# BeQuiet E7-CM-600W mit einem Aerocool ExtremEngine 3T



## serroyce (16. September 2010)

Hallo liebe Community,  

ich habe eine Frage bezüglich der beiden Lüfter im "Aerocool ExtremEngine 3T-Gehäuse.  

Der vordere Lüfter ist mit 7,2W und 0,6A beschriftet, der Seitenlüfter leistet 4,8W bei 0,4A.  
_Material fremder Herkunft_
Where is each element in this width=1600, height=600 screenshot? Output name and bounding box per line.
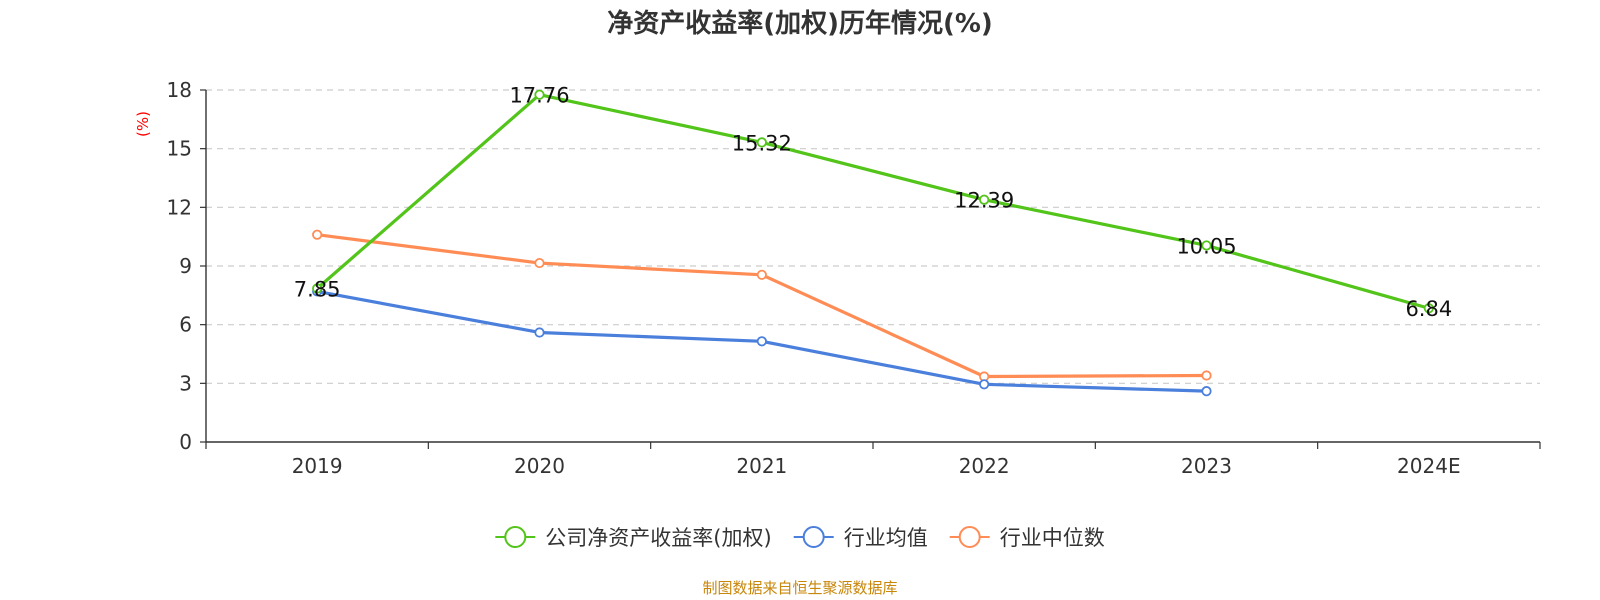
- x-tick-label: 2024E: [1397, 454, 1461, 478]
- y-tick-label: 15: [167, 137, 192, 161]
- data-label: 7.85: [294, 277, 341, 301]
- y-tick-label: 12: [167, 195, 192, 219]
- x-tick-label: 2022: [959, 454, 1010, 478]
- y-tick-label: 0: [179, 430, 192, 454]
- data-point[interactable]: [756, 336, 767, 347]
- x-tick-label: 2023: [1181, 454, 1232, 478]
- data-point[interactable]: [534, 327, 545, 338]
- data-point[interactable]: [534, 89, 545, 100]
- y-tick-label: 9: [179, 254, 192, 278]
- y-tick-label: 6: [179, 313, 192, 337]
- legend-marker-icon: [958, 526, 981, 548]
- data-label: 12.39: [954, 189, 1014, 213]
- x-tick-label: 2020: [514, 454, 565, 478]
- data-point[interactable]: [312, 283, 323, 294]
- legend-label: 公司净资产收益率(加权): [545, 526, 771, 550]
- data-labels: 7.85 17.76 15.32 12.39 10.05 6.84: [294, 84, 1452, 322]
- y-axis-label: (%): [134, 111, 152, 137]
- data-point[interactable]: [979, 379, 990, 390]
- grid-lines: [206, 89, 1540, 384]
- legend-item-2[interactable]: 行业中位数: [949, 526, 1105, 550]
- source-note: 制图数据来自恒生聚源数据库: [702, 579, 897, 597]
- series-1: [312, 286, 1212, 397]
- series-0: [312, 89, 1434, 314]
- data-label: 10.05: [1176, 234, 1236, 258]
- legend-marker-icon: [802, 526, 825, 548]
- data-point[interactable]: [1201, 386, 1212, 397]
- chart-title: 净资产收益率(加权)历年情况(%): [607, 8, 993, 39]
- data-point[interactable]: [756, 137, 767, 148]
- data-point[interactable]: [534, 257, 545, 269]
- data-point[interactable]: [1201, 370, 1212, 381]
- data-label: 17.76: [509, 84, 569, 108]
- legend-label: 行业均值: [844, 526, 928, 550]
- legend-marker-icon: [504, 526, 527, 548]
- series-line: [315, 233, 1209, 379]
- x-tick-label: 2021: [736, 454, 787, 478]
- y-tick-label: 3: [179, 371, 192, 395]
- y-tick-label: 18: [167, 78, 192, 102]
- legend-item-0[interactable]: 公司净资产收益率(加权): [495, 526, 772, 550]
- series-line: [315, 93, 1431, 310]
- data-point[interactable]: [1423, 303, 1434, 314]
- legend-label: 行业中位数: [1000, 526, 1105, 550]
- data-point[interactable]: [756, 269, 767, 280]
- series-2: [312, 229, 1212, 382]
- x-tick-label: 2019: [292, 454, 343, 478]
- legend: 公司净资产收益率(加权) 行业均值 行业中位数: [495, 526, 1105, 550]
- data-label: 15.32: [732, 131, 792, 155]
- data-point[interactable]: [979, 194, 990, 205]
- legend-item-1[interactable]: 行业均值: [793, 526, 928, 550]
- data-point[interactable]: [312, 229, 323, 240]
- data-label: 6.84: [1405, 297, 1452, 321]
- series-lines: [312, 89, 1434, 397]
- data-point[interactable]: [1201, 240, 1212, 251]
- axes: 0 3 6 9 12 15 18 2019 2020 2021 2022 2023 2024E: [167, 78, 1541, 478]
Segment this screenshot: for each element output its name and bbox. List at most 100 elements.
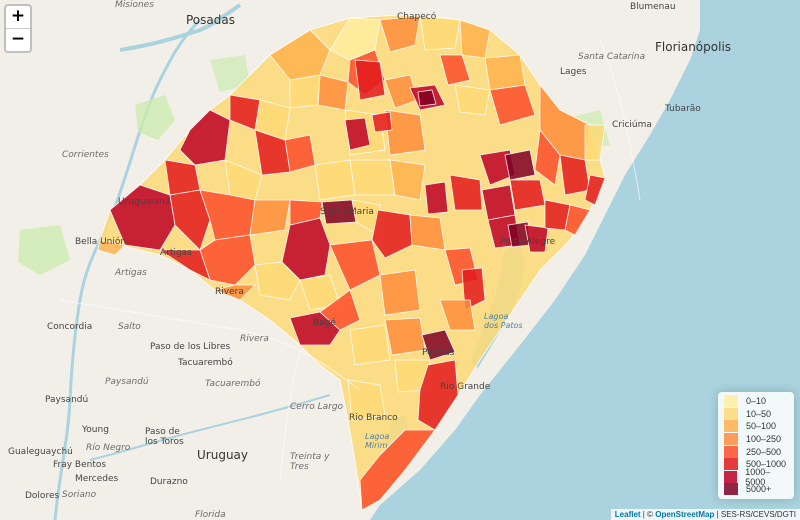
municipality[interactable] [329, 17, 381, 61]
municipality[interactable] [449, 174, 483, 211]
legend-label: 0–10 [746, 396, 767, 407]
municipality[interactable] [254, 261, 301, 301]
municipality[interactable] [158, 249, 211, 281]
municipality[interactable] [489, 84, 536, 126]
place-florida: Florida [195, 510, 226, 520]
zoom-in-button[interactable]: + [10, 6, 26, 26]
place-tacuarembo: Tacuarembó [178, 358, 233, 368]
municipality[interactable] [419, 15, 461, 51]
roads [59, 39, 641, 481]
municipality[interactable] [379, 269, 421, 316]
place-concordia: Concordia [47, 322, 93, 332]
municipality[interactable] [417, 89, 437, 107]
municipality[interactable] [213, 284, 256, 301]
place-posadas: Posadas [186, 13, 235, 27]
place-porto-alegre: Porto Alegre [500, 237, 556, 247]
municipality[interactable] [509, 179, 546, 211]
place-artigas: Artigas [160, 248, 192, 258]
zoom-out-button[interactable]: − [6, 28, 30, 51]
municipality[interactable] [289, 74, 321, 109]
municipality[interactable] [421, 329, 456, 361]
openstreetmap-link[interactable]: OpenStreetMap [655, 510, 715, 519]
municipality[interactable] [371, 111, 393, 133]
municipality[interactable] [359, 429, 436, 511]
place-uruguaiana: Uruguaiana [118, 197, 171, 207]
municipality[interactable] [344, 117, 371, 151]
place-criciuma: Criciúma [612, 120, 652, 130]
municipality[interactable] [314, 159, 356, 201]
legend-item: 50–100 [724, 420, 788, 433]
choropleth-layer[interactable] [97, 14, 606, 511]
municipality[interactable] [504, 149, 536, 181]
municipality[interactable] [534, 129, 561, 186]
place-paso-de-los-libres: Paso de los Libres [150, 342, 231, 352]
place-dolores: Dolores [25, 491, 60, 501]
attribution: Leaflet | © OpenStreetMap | SES-RS/CEVS/… [610, 509, 800, 520]
municipality[interactable] [584, 174, 606, 206]
place-lagoa-dos-patos: Lagoa dos Patos [484, 312, 523, 330]
legend-item: 5000+ [724, 483, 788, 496]
municipality[interactable] [179, 109, 231, 166]
place-chapeco: Chapecó [397, 12, 437, 22]
municipality[interactable] [254, 129, 291, 176]
leaflet-link[interactable]: Leaflet [614, 510, 641, 519]
municipality[interactable] [484, 54, 526, 91]
municipality[interactable] [349, 324, 391, 366]
municipality[interactable] [379, 15, 421, 53]
place-young: Young [82, 425, 109, 435]
municipality[interactable] [371, 209, 413, 259]
municipality[interactable] [389, 159, 426, 201]
place-lagoa-mirim: Lagoa Mirim [365, 432, 390, 450]
legend-item: 250–500 [724, 445, 788, 458]
place-soriano: Soriano [62, 490, 97, 500]
municipality[interactable] [409, 214, 446, 251]
attribution-source: | SES-RS/CEVS/DGTI [714, 510, 796, 519]
legend-item: 1000–5000 [724, 467, 788, 487]
place-santa-catarina: Santa Catarina [578, 52, 646, 62]
municipality[interactable] [454, 84, 491, 116]
municipality[interactable] [269, 29, 331, 81]
municipality[interactable] [354, 59, 386, 101]
municipality[interactable] [169, 189, 211, 251]
place-rio-negro: Río Negro [86, 443, 131, 453]
municipality[interactable] [347, 379, 386, 421]
place-rivera-dept: Rivera [240, 334, 269, 344]
place-pelotas: Pelotas [422, 348, 455, 358]
municipality[interactable] [289, 199, 323, 226]
legend-swatch [724, 458, 738, 471]
municipality[interactable] [559, 154, 591, 196]
municipality[interactable] [289, 311, 341, 346]
municipality[interactable] [424, 181, 449, 215]
municipality[interactable] [384, 317, 426, 356]
place-florianopolis: Florianópolis [655, 40, 732, 54]
municipality[interactable] [524, 224, 549, 253]
legend-label: 50–100 [746, 421, 777, 432]
municipality[interactable] [461, 267, 486, 311]
municipality[interactable] [384, 109, 426, 156]
legend-label: 500–1000 [746, 459, 787, 470]
legend-item: 10–50 [724, 407, 788, 421]
municipality[interactable] [249, 199, 291, 236]
municipality[interactable] [439, 54, 471, 86]
legend-label: 5000+ [746, 484, 772, 495]
place-lages: Lages [560, 67, 587, 77]
municipality[interactable] [459, 19, 491, 59]
park-area-3 [210, 55, 250, 92]
municipality[interactable] [564, 204, 591, 236]
place-durazno: Durazno [150, 477, 188, 487]
municipality[interactable] [97, 239, 126, 256]
municipality[interactable] [349, 159, 396, 196]
municipality[interactable] [319, 289, 361, 331]
park-area-1 [135, 95, 175, 140]
municipality[interactable] [481, 184, 516, 221]
place-rivera: Rivera [215, 287, 244, 297]
municipality[interactable] [439, 299, 476, 331]
legend-swatch [724, 470, 738, 483]
municipality[interactable] [164, 159, 201, 196]
place-paso-de-los-toros: Paso de los Toros [145, 427, 184, 447]
legend: 0–10 10–50 50–100 100–250 250–500 500–10… [718, 392, 794, 499]
municipality[interactable] [584, 124, 606, 161]
legend-swatch [724, 445, 738, 458]
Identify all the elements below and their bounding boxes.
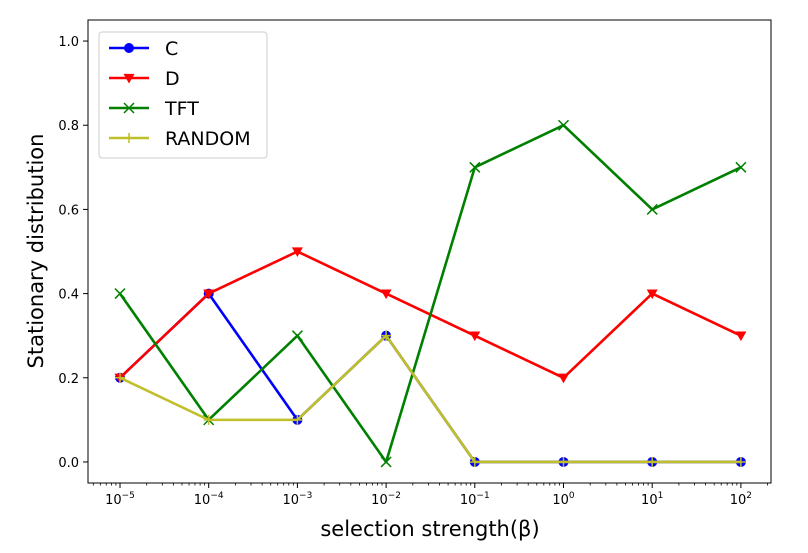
data-point [380,289,392,300]
y-axis-label: Stationary distribution [24,134,48,369]
data-point [123,102,135,114]
data-point [469,331,481,342]
y-tick-label: 0.2 [58,372,79,387]
y-tick-label: 0.6 [58,203,79,218]
data-point [123,73,135,84]
data-point [115,372,125,383]
y-tick-label: 0.4 [58,288,79,303]
data-point [557,119,570,131]
data-point [646,203,658,215]
data-point [292,414,303,425]
legend-item-tft: TFT [109,98,199,120]
legend-item-d: D [109,68,180,90]
data-point [735,456,746,467]
data-point [291,330,303,342]
x-tick-label: 10−2 [371,491,401,508]
legend-item-c: C [109,38,178,60]
data-point [203,289,215,300]
legend-label: TFT [164,98,199,120]
legend-item-random: RANDOM [109,128,251,150]
legend-label: RANDOM [165,128,251,150]
data-point [647,456,658,467]
series-tft [114,119,747,468]
legend-label: C [165,38,178,60]
y-tick-label: 1.0 [58,35,79,50]
x-tick-label: 101 [641,491,663,508]
legend-box [98,31,268,159]
x-tick-label: 10−3 [282,491,312,508]
data-point [291,247,303,257]
data-point [381,330,392,341]
y-axis: 0.0 0.2 0.4 0.6 0.8 1.0 [58,35,88,471]
x-axis-label: selection strength(β) [320,517,539,541]
data-point [646,289,658,300]
series-line [118,123,742,464]
y-tick-label: 0.0 [58,456,79,471]
x-tick-label: 100 [552,491,575,508]
y-tick-label: 0.8 [58,119,79,134]
series-random [115,330,746,467]
data-point [203,414,214,425]
data-point [558,456,569,467]
data-point [124,133,134,143]
x-tick-label: 10−5 [105,491,135,508]
data-point [735,331,747,342]
x-tick-label: 10−1 [460,491,490,508]
data-point [469,456,480,467]
data-point [558,373,569,384]
data-point [114,288,126,300]
data-point [735,161,747,173]
x-tick-label: 10−4 [194,491,224,508]
plot-frame [87,19,772,484]
series-layer [114,119,747,468]
x-axis: 10−5 10−4 10−3 10−2 10−1 100 101 102 [92,483,769,508]
series-line [119,334,741,464]
data-point [380,456,392,468]
legend: CD TFT RANDOM [98,31,268,159]
legend-label: D [165,68,180,90]
data-point [124,43,134,53]
data-point [469,161,481,173]
x-tick-label: 102 [730,491,752,508]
Das erste Netzteil, mit dem ich den Tower vor vier Jahren betreiben wollte, war ein 450 Watt starkes NT. Resultat war, dass die Sicherungen durchgebrannt sind und ich mich nach dem Austausch des Netzteils nicht mehr getraut habe, die Lüfter zu benutzen.  

Nun besitze ich ein BeQuiet E7-CM-600W (PC Games Hardware Edition) von dem mir der kundige Verkäufer versichert hat, dass es die beiden Lüfter ohne Probleme betreiben kann. Im Handbuch lese ich jetzt allerdings, dass "nur ein Lüfter pro Anschlusskabel verwendet werden darf und die maximale Last für alle Anschlüsse in Summe 0.8A/9,6W betragen darf", was deutliche über der zulässigen Leistung zu sein scheint, oder?  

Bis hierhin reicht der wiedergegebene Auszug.